I guess. But with all the good reasons why I might want to move around in my lane, I need some better reasons to lose that ability, and I just don't see any. When I ride with others, I treat them as other vehicles. It hurts just as much to hit a companion as a stranger, so I don't get any closer to companions than I would to strangers. I never ride in staggered formation, or any other formation, and I wonder about people who do. Don't the people in the left track want to move away from that bozo who's crowding the center line? And don't the people in the right track want to dodge that chunk of disintegrated truck tire? Aren't they mighty close to one another when they do?

And what about courtesy to other traffic? When they're making their way in a quarter-mile-long formation down the highway at 5mph below the speed limit, do they think that nobody should pass them?

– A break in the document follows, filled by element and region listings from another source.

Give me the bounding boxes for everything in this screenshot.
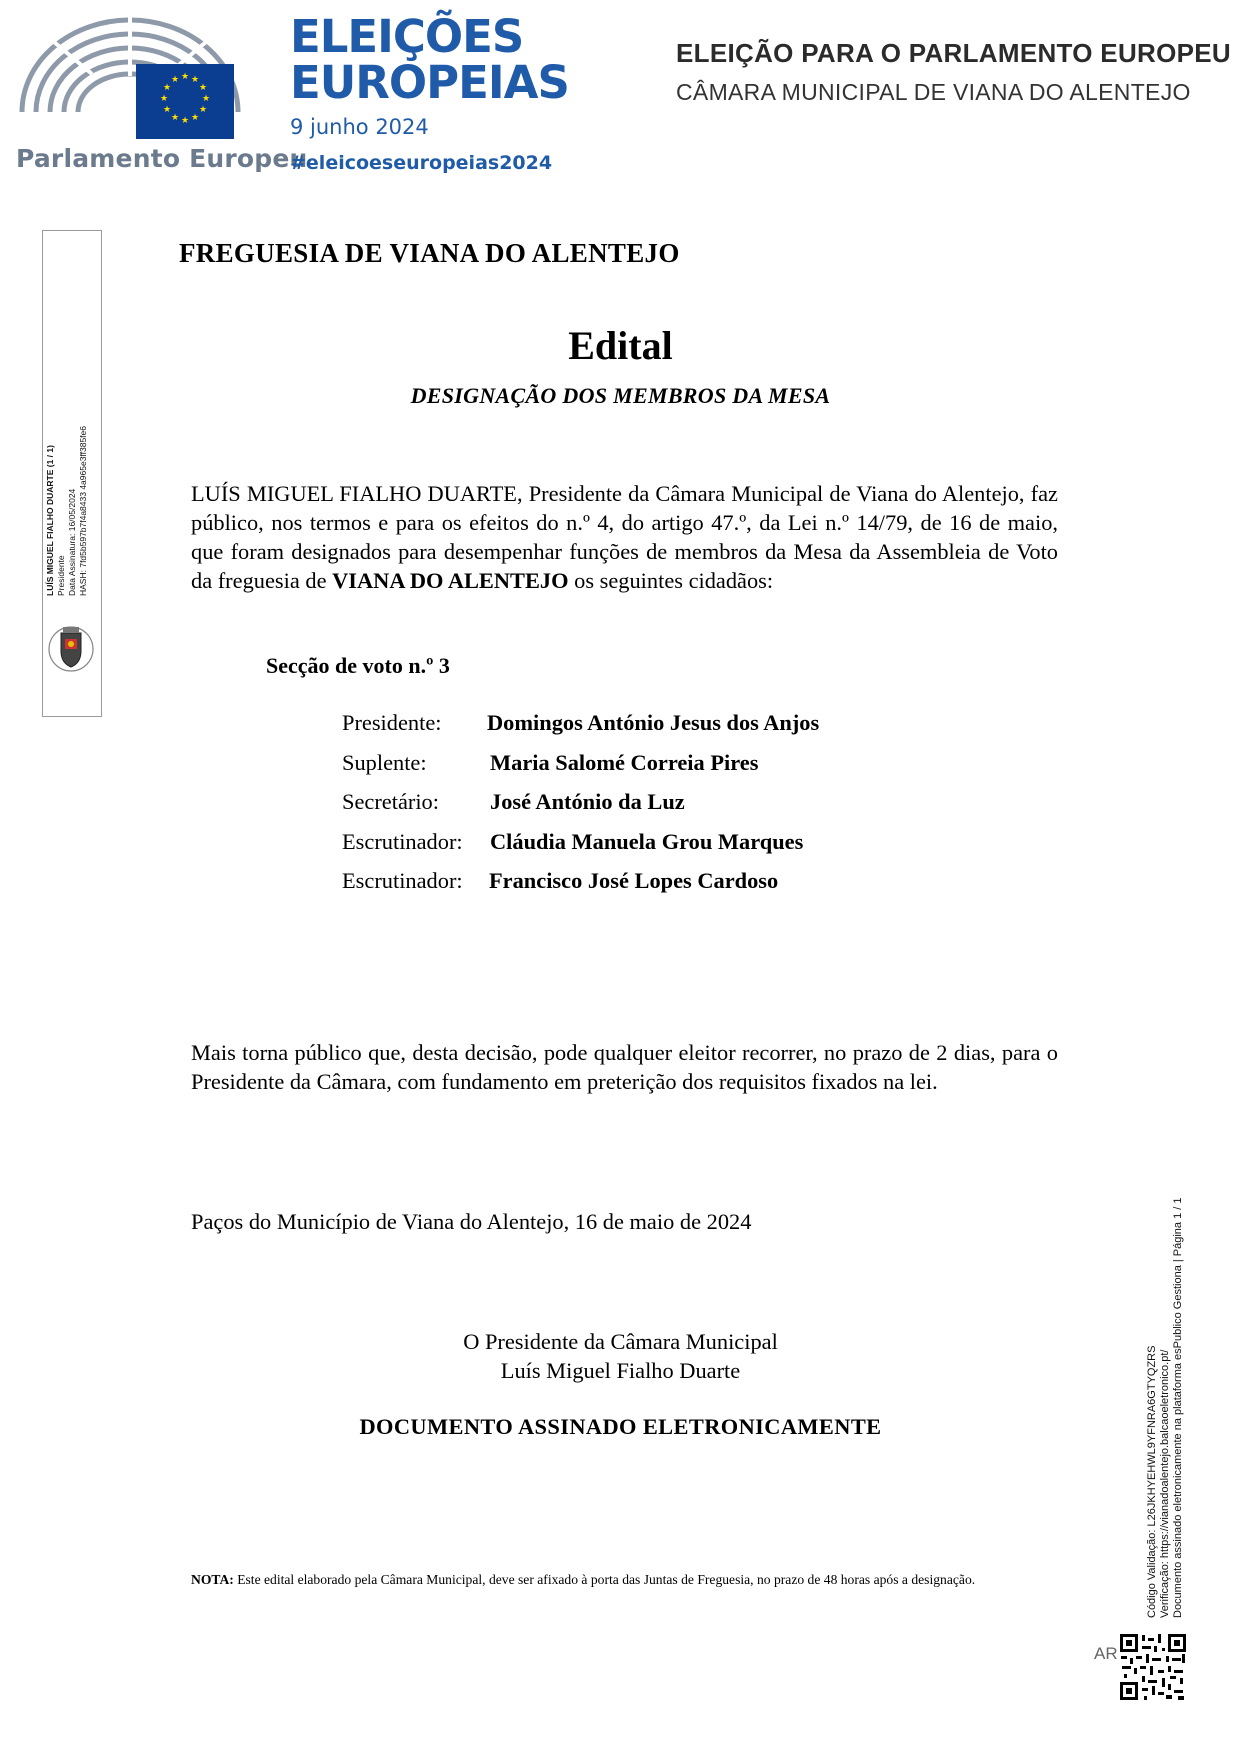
elections-line2: EUROPEIAS xyxy=(290,56,569,109)
member-name: Francisco José Lopes Cardoso xyxy=(489,868,779,893)
member-role: Escrutinador: xyxy=(342,868,463,893)
stamp-date: Data Assinatura: 16/05/2024 xyxy=(67,488,77,596)
member-name: Domingos António Jesus dos Anjos xyxy=(487,710,820,735)
header-subtitle: CÂMARA MUNICIPAL DE VIANA DO ALENTEJO xyxy=(676,79,1191,105)
municipal-crest-icon xyxy=(47,621,97,677)
svg-text:★: ★ xyxy=(198,83,208,93)
appeal-paragraph: Mais torna público que, desta decisão, pode qualquer eleitor recorrer, no prazo de 2 dias, para o Presidente da Câmara, com fundamento em preterição dos requisitos fixados na lei. xyxy=(191,1040,1058,1094)
elections-line1: ELEIÇÕES xyxy=(290,10,524,63)
elections-logo xyxy=(290,10,569,178)
member-role: Presidente: xyxy=(342,710,442,735)
footnote-text: Este edital elaborado pela Câmara Municipal, deve ser afixado à porta das Juntas de Freguesia, no prazo de 48 horas após a designação. xyxy=(233,1572,976,1587)
validation-code: Código Validação: L26JKHYEHWL9YFNRA6GTYQZRS xyxy=(1146,1345,1158,1618)
header-title: ELEIÇÃO PARA O PARLAMENTO EUROPEU xyxy=(676,38,1231,68)
qr-code-icon[interactable] xyxy=(1118,1632,1188,1702)
signed-electronically-note: DOCUMENTO ASSINADO ELETRONICAMENTE xyxy=(359,1414,882,1439)
footnote xyxy=(191,1571,1071,1589)
footnote-label: NOTA: xyxy=(191,1572,234,1587)
validation-strip xyxy=(1146,1148,1196,1618)
stamp-role: Presidente xyxy=(56,555,66,596)
ep-name: Parlamento Europeu xyxy=(16,144,308,173)
member-name: Maria Salomé Correia Pires xyxy=(490,749,759,775)
member-role: Escrutinador: xyxy=(342,828,463,854)
svg-text:★: ★ xyxy=(162,83,172,93)
validation-platform: Documento assinado eletronicamente na plataforma esPublico Gestiona | Página 1 / 1 xyxy=(1172,1197,1184,1618)
svg-text:★: ★ xyxy=(170,113,180,123)
intro-end: os seguintes cidadãos: xyxy=(568,568,774,593)
stamp-hash: HASH: 7fd5b597b7f4a8433 4a965e3ff385fe6 xyxy=(78,426,88,596)
document-title: Edital xyxy=(568,323,673,368)
parish-heading: FREGUESIA DE VIANA DO ALENTEJO xyxy=(179,238,680,268)
svg-text:★: ★ xyxy=(201,94,211,104)
member-role: Secretário: xyxy=(342,789,439,814)
stamp-signer: LUÍS MIGUEL FIALHO DUARTE (1 / 1) xyxy=(45,445,55,596)
signature-block xyxy=(0,1327,1241,1385)
svg-text:★: ★ xyxy=(190,113,200,123)
header-title-block xyxy=(676,38,1231,106)
member-name: Cláudia Manuela Grou Marques xyxy=(490,828,804,854)
ar-label: AR xyxy=(1094,1644,1118,1663)
elections-hashtag: #eleicoeseuropeias2024 xyxy=(290,152,553,174)
svg-text:★: ★ xyxy=(159,94,169,104)
svg-text:★: ★ xyxy=(180,72,190,82)
document-subtitle: DESIGNAÇÃO DOS MEMBROS DA MESA xyxy=(410,383,831,408)
svg-text:★: ★ xyxy=(198,105,208,115)
svg-text:★: ★ xyxy=(180,116,190,126)
intro-paragraph xyxy=(191,479,1058,595)
polling-section: Secção de voto n.º 3 xyxy=(266,653,450,678)
member-role: Suplente: xyxy=(342,749,427,775)
svg-text:★: ★ xyxy=(190,75,200,85)
signature-stamp xyxy=(42,230,102,717)
svg-text:★: ★ xyxy=(162,105,172,115)
place-date: Paços do Município de Viana do Alentejo, 16 de maio de 2024 xyxy=(191,1209,752,1234)
intro-text: LUÍS MIGUEL FIALHO DUARTE, Presidente da Câmara Municipal de Viana do Alentejo, faz público, nos termos e para os efeitos do n.º 4, do artigo 47.º, da Lei n.º 14/79, de 16 de maio, que foram designados para desempenhar funções de membros da Mesa da Assembleia de Voto da freguesia de xyxy=(191,481,1058,593)
elections-date: 9 junho 2024 xyxy=(290,115,429,139)
intro-parish: VIANA DO ALENTEJO xyxy=(332,568,569,593)
svg-text:★: ★ xyxy=(170,75,180,85)
member-name: José António da Luz xyxy=(490,789,685,814)
validation-url[interactable]: Verificação: https://vianadoalentejo.balcaoeletronico.pt/ xyxy=(1159,1349,1171,1618)
signature-name: Luís Miguel Fialho Duarte xyxy=(500,1358,741,1383)
signature-role: O Presidente da Câmara Municipal xyxy=(463,1329,778,1354)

Still, group riding has a lot of attractions for a lot of riders. If you're one of them, there is a lot of advice on how to do it as safely as possible, including my own advice.

What about lane sharing?

In many parts of the world, motorcyclists are allowed to ride between lanes of traffic. It's often called filtering in Europe, and lane splitting in California, which is the only state in the US where this practice is legal. It's viewed as just another part of the traffic mix where it's legal, but where it's illegal, it's viewed with horror. Is it really dangerous? Take a look at this paper from Oregon's Department of Transportation for some actual data. A fact noted in the paper but not really emphasized is that in the Motorcycle Accident In-Depth Study in Europe, which investigated 921 crashes, 4 involved motorcyclists who were filtering at the time. 26 involved motorcyclists stopped in traffic; evidently they were hit by other traffic moving at the time. This suggests that staying with stop-and-go traffic is about 6 times as likely to result in a crash as filtering is.